I have to say in one respect I do agree that we can all take some responsibility to minimise the relatively small risk. Not only from dogs, but also wild animals who also carry toxocara. The larvae can hang around in sand and soil for ages.

The advice is for children to use a hand sanitizer or wash their hands before using the picnic bench and be aware of symptoms so appropriate treatment can be administered.

Notes:

[1] The black bin near the feeding station can accept dog waste. No really folks its official. Honest. In any case the nearest red bin is two minutes walk away.  To get to the car path this lady had to drive past it.

Happy ending by the way.
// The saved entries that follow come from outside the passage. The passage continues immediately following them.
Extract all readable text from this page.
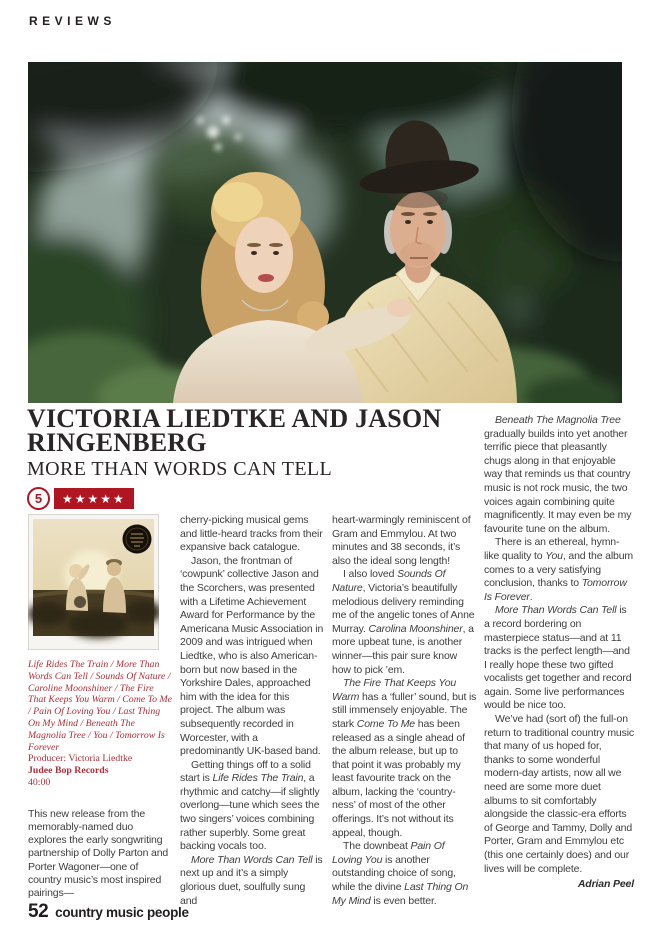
REVIEWS
VICTORIA LIEDTKE AND JASON RINGENBERG
MORE THAN WORDS CAN TELL
5	★★★★★
Life Rides The Train / More Than Words Can Tell / Sounds Of Nature / Caroline Moonshiner / The Fire That Keeps You Warm / Come To Me / Pain Of Loving You / Last Thing On My Mind / Beneath The Magnolia Tree / You / Tomorrow Is Forever
Producer: Victoria Liedtke
Judee Bop Records
40:00

This new release from the memorably-named duo explores the early songwriting partnership of Dolly Parton and Porter Wagoner—one of country music’s most inspired pairings—

cherry-picking musical gems and little-heard tracks from their expansive back catalogue.

Jason, the frontman of ‘cowpunk’ collective Jason and the Scorchers, was presented with a Lifetime Achievement Award for Performance by the Americana Music Association in 2009 and was intrigued when Liedtke, who is also American-born but now based in the Yorkshire Dales, approached him with the idea for this project. The album was subsequently recorded in Worcester, with a predominantly UK-based band.

Getting things off to a solid start is Life Rides The Train, a rhythmic and catchy—if slightly overlong—tune which sees the two singers’ voices combining rather superbly. Some great backing vocals too.

More Than Words Can Tell is next up and it’s a simply glorious duet, soulfully sung and

heart-warmingly reminiscent of Gram and Emmylou. At two minutes and 38 seconds, it’s also the ideal song length!

I also loved Sounds Of Nature, Victoria’s beautifully melodious delivery reminding me of the angelic tones of Anne Murray. Carolina Moonshiner, a more upbeat tune, is another winner—this pair sure know how to pick ’em.

The Fire That Keeps You Warm has a ‘fuller’ sound, but is still immensely enjoyable. The stark Come To Me has been released as a single ahead of the album release, but up to that point it was probably my least favourite track on the album, lacking the ‘country-ness’ of most of the other offerings. It’s not without its appeal, though.

The downbeat Pain Of Loving You is another outstanding choice of song, while the divine Last Thing On My Mind is even better.

Beneath The Magnolia Tree gradually builds into yet another terrific piece that pleasantly chugs along in that enjoyable way that reminds us that country music is not rock music, the two voices again combining quite magnificently. It may even be my favourite tune on the album.

There is an ethereal, hymn-like quality to You, and the album comes to a very satisfying conclusion, thanks to Tomorrow Is Forever.

More Than Words Can Tell is a record bordering on masterpiece status—and at 11 tracks is the perfect length—and I really hope these two gifted vocalists get together and record again. Some live performances would be nice too.

We’ve had (sort of) the full-on return to traditional country music that many of us hoped for, thanks to some wonderful modern-day artists, now all we need are some more duet albums to sit comfortably alongside the classic-era efforts of George and Tammy, Dolly and Porter, Gram and Emmylou etc (this one certainly does) and our lives will be complete.

Adrian Peel

52 country music people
The dog mess fairy had been. Richard is no longer in the car park. Photos are available for those who missed him.

Out of interest I was in South Oxfordshire recently. They take this quite seriously, my daughter really appreciates that.

Anonymous
  • Well done on getting across an important point in an amusing way. I bet the local authority there will also take dog fouling seriously, it should and now it has responsibility for public health it may be more interested in helping with some signs to tell such inconsiderate if articulate ladies like this that they will also be prosecuted.  

    Personally I would have been tempted to put it on her windscreen!